Apache has a main thread — or process — listening on the socket for Ports 80 and probably 443, and that one dispatches work according to the configuration to "workers" which do the actual content serving. There is no "fight" for the port because the port is allocated and served by a shared code path within Apache. (To be precise, there is no fight for the socket bind() call to succeed.)

The http/1.1 specification from 1997 mandates that compatible clients should (?) use the back then new header "host". It's generated by the client and allows the server to route the request to the desired virtual host, being the one thing which is distinct in the request. "Virtual" because you don't need a completely separate web server instance for that, being differentiated by separate ports or IP addresses, but (for Apache) configuration directives ServerName and ServerAlias.

https://datatracker.ietf.org/doc/html/rfc2616#section-14.23

You can see this development as the "server side" answer to NAT, to counter the scarcity of IP addresses, which was a concern in the 1990's. At least in Germany. (Using different ports isn't really feasible in practice: How is anyone supposed to know which website uses which port on a given IP address? This is why well-known ports — such as 80 for http — have been specified.)

Browsers adopted the new header fairly quickly. The rest is history.

So I currently have HTTP Server ZENDPHP7 listening on port 443.

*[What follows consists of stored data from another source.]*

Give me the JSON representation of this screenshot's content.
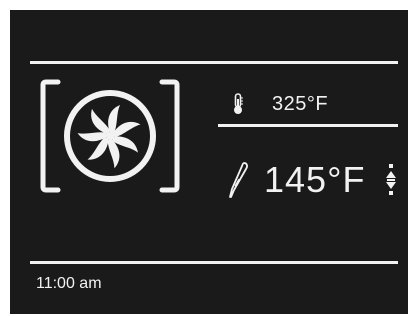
{
  "display": {
    "mode_icon": "convection-fan-icon",
    "oven_temperature": "325°F",
    "oven_temperature_icon": "thermometer-icon",
    "probe_temperature": "145°F",
    "probe_icon": "meat-probe-icon",
    "adjust_icon": "up-down-arrows-icon",
    "clock": "11:00 am"
  },
  "colors": {
    "background": "#1a1a1a",
    "foreground": "#f2f2f2",
    "frame": "#ffffff"
  }
}
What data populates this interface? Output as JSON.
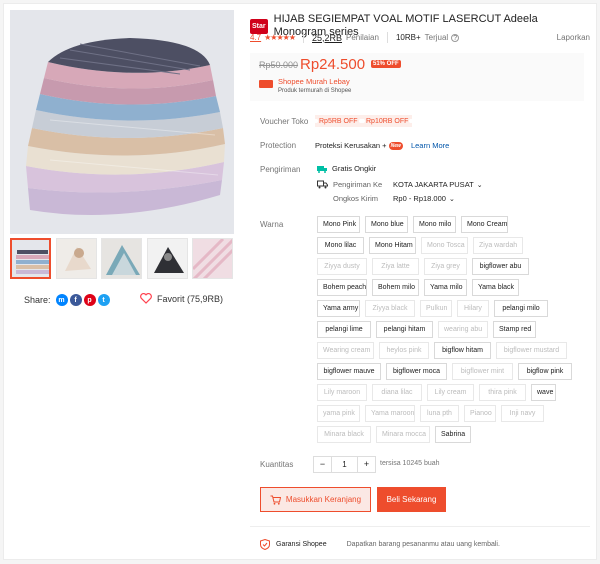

I am migrating the applications to run with Sieden's Community PHP and I have a new server APP01 that I also want to listen on port 443

I don't see how I can achieve that with virtual servers or am I not understanding ?

You're probably still assuming the behavior of the very old IBM web server of V4R5? AFAIK this one is not http 1.1 aware and thus can't distinguish desired websites with the host header from clients. This requires some element being distinct to allow requests ending up on the correct server instance: Port or IP address.


Hope that clarifies things further for you (and others!).